Interesting.
http://www.msnbc.msn.com/id/9050519/
http://www.msnbc.msn.com/id/9050519/
Google Inc. is set to introduce its own instant messaging system, the Los Angeles Times reported Tuesday, marking the expansion by the Web search leader into text and also voice communications. Citing unnamed sources "familiar with the service," the Los Angeles Times said that Google's Instant Messaging program would be called Google Talk and could be launched as early as Wednesday.
In entering the hotly competitive messaging market, Google would be going up against some familiar rivals: AOL, Yahoo and Microsoft. AOL is by far the dominant leader in the market, with some 40 million users of its AIM and ICQ brands. Yahoo has around 20 million and Microsoft's MSN Messenger numbers some 14 million users, according to recent comScore Media Metrix data. (MSNBC is a Microsoft - NBC joint venture.)
Despite longtime promises of interoperability, however, users of each IM service are mostly confined to talking only with fellow users of the same service. Some programs, such as Trillian or Jabber, do work with multiple services, but their user base is much smaller.
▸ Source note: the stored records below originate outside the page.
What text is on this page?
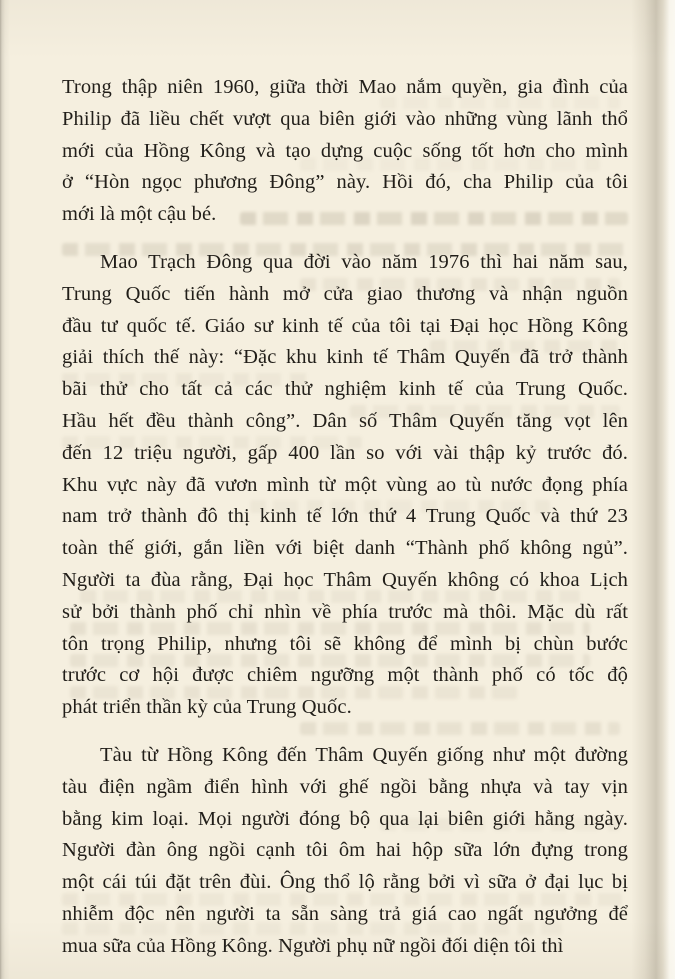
Trong thập niên 1960, giữa thời Mao nắm quyền, gia đình của
Philip đã liều chết vượt qua biên giới vào những vùng lãnh thổ
mới của Hồng Kông và tạo dựng cuộc sống tốt hơn cho mình
ở “Hòn ngọc phương Đông” này. Hồi đó, cha Philip của tôi
mới là một cậu bé.
Mao Trạch Đông qua đời vào năm 1976 thì hai năm sau,
Trung Quốc tiến hành mở cửa giao thương và nhận nguồn
đầu tư quốc tế. Giáo sư kinh tế của tôi tại Đại học Hồng Kông
giải thích thế này: “Đặc khu kinh tế Thâm Quyến đã trở thành
bãi thử cho tất cả các thử nghiệm kinh tế của Trung Quốc.
Hầu hết đều thành công”. Dân số Thâm Quyến tăng vọt lên
đến 12 triệu người, gấp 400 lần so với vài thập kỷ trước đó.
Khu vực này đã vươn mình từ một vùng ao tù nước đọng phía
nam trở thành đô thị kinh tế lớn thứ 4 Trung Quốc và thứ 23
toàn thế giới, gắn liền với biệt danh “Thành phố không ngủ”.
Người ta đùa rằng, Đại học Thâm Quyến không có khoa Lịch
sử bởi thành phố chỉ nhìn về phía trước mà thôi. Mặc dù rất
tôn trọng Philip, nhưng tôi sẽ không để mình bị chùn bước
trước cơ hội được chiêm ngưỡng một thành phố có tốc độ
phát triển thần kỳ của Trung Quốc.
Tàu từ Hồng Kông đến Thâm Quyến giống như một đường
tàu điện ngầm điển hình với ghế ngồi bằng nhựa và tay vịn
bằng kim loại. Mọi người đóng bộ qua lại biên giới hằng ngày.
Người đàn ông ngồi cạnh tôi ôm hai hộp sữa lớn đựng trong
một cái túi đặt trên đùi. Ông thổ lộ rằng bởi vì sữa ở đại lục bị
nhiễm độc nên người ta sẵn sàng trả giá cao ngất ngưởng để
mua sữa của Hồng Kông. Người phụ nữ ngồi đối diện tôi thì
Google Talk also would go beyond the text-based IM to let users hold voice conversations with other computer users, the newspaper quoted a source as saying.
A Google spokeswoman declined to comment on the company's product plans.
If confirmed, the combined computer text and voice-calling service would put Google in competition with a similar service pioneered by Skype, which has attracted tens of millions of users, especially in Europe, to its own service. Skype can be used on any modern PC with speakers and a microphone, but many people plug in headsets to their computers to make the process more "phone-like."